IIRC, if you accidentally run over someone with your car in China, it makes legal and financial sense to back up over them to make sure they're dead. The restitution payment for accidental death is much less than the lifelong restitution payments for the victim's medical care and disability.

http://www.slate.com/articles/news_and_politics/foreigners/2...

> In China the compensation for killing a victim in a traffic accident is relatively small—amounts typically range from $30,000 to $50,000—and once payment is made, the matter is over. By contrast, paying for lifetime care for a disabled survivor can run into the millions. The Chinese press recently described how one disabled man received about $400,000 for the first 23 years of his care. Drivers who decide to hit-and-kill do so because killing is far more economical.

The "wild west" was really not as wild as people think.

A nice book that explores a little how problems were actually solved in the wild west is:

> The Not So Wild, Wild West: Property Rights on the Frontier

> https://www.amazon.com/Not-So-Wild-West-Economics/dp/0804748...

> Also, how are cash fines going to work against broke criminals?

Sounds like a perfect opportunity to bring back debtor's prisons, where the interest on your debt and the fees for your keeping compound at a rate just higher than the rate you're "earning off" that debt...

Et voilà, endless, legal slave labor.

Bounty hunters exist today, avoid shootouts, and are well enough trained when that happens.
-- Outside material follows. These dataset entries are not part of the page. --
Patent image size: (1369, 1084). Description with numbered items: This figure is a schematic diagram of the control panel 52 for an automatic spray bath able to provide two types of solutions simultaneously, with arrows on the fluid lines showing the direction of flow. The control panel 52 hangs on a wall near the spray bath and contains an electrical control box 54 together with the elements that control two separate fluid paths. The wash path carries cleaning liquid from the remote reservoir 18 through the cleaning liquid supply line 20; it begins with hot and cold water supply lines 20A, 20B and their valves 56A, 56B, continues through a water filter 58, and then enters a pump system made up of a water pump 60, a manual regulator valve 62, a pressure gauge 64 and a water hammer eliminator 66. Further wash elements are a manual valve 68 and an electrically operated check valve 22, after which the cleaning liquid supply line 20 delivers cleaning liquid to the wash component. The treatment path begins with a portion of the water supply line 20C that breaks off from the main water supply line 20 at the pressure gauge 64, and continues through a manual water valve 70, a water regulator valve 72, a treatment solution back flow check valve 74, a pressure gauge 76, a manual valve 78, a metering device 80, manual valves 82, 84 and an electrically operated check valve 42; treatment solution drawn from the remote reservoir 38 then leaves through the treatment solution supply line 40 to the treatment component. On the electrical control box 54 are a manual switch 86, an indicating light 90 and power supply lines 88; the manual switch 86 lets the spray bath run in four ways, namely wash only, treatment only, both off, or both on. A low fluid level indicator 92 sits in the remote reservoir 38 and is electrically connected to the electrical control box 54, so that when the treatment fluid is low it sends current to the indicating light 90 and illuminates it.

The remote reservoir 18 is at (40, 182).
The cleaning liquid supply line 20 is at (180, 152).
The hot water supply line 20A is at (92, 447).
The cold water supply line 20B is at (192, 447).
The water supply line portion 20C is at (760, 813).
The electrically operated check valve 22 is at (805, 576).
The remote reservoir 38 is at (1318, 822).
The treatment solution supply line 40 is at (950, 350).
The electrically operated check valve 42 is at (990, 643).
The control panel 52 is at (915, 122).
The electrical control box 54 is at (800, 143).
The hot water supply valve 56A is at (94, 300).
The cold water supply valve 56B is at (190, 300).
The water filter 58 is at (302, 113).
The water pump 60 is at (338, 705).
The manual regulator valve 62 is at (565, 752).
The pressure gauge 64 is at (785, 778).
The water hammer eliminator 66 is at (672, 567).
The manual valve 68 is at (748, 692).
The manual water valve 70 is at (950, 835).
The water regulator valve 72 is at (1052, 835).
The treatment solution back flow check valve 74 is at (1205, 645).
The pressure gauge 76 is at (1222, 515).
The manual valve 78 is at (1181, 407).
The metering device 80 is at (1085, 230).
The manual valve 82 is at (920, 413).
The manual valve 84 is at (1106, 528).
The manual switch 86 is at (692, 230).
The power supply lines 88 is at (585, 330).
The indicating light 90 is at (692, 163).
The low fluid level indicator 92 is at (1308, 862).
They would have no special powers, and thus be liable for any damages caused by a shootout.
> My initial thought is that this would create a "wild west" type society where bounty hunters go around and have shootouts with criminals, but without police training.

As I understand it, the western frontier was actually relatively crime free (low rates of murder, robbery, etc.)

With regards to training, it seems like something vocational schools could offer at reasonable rates.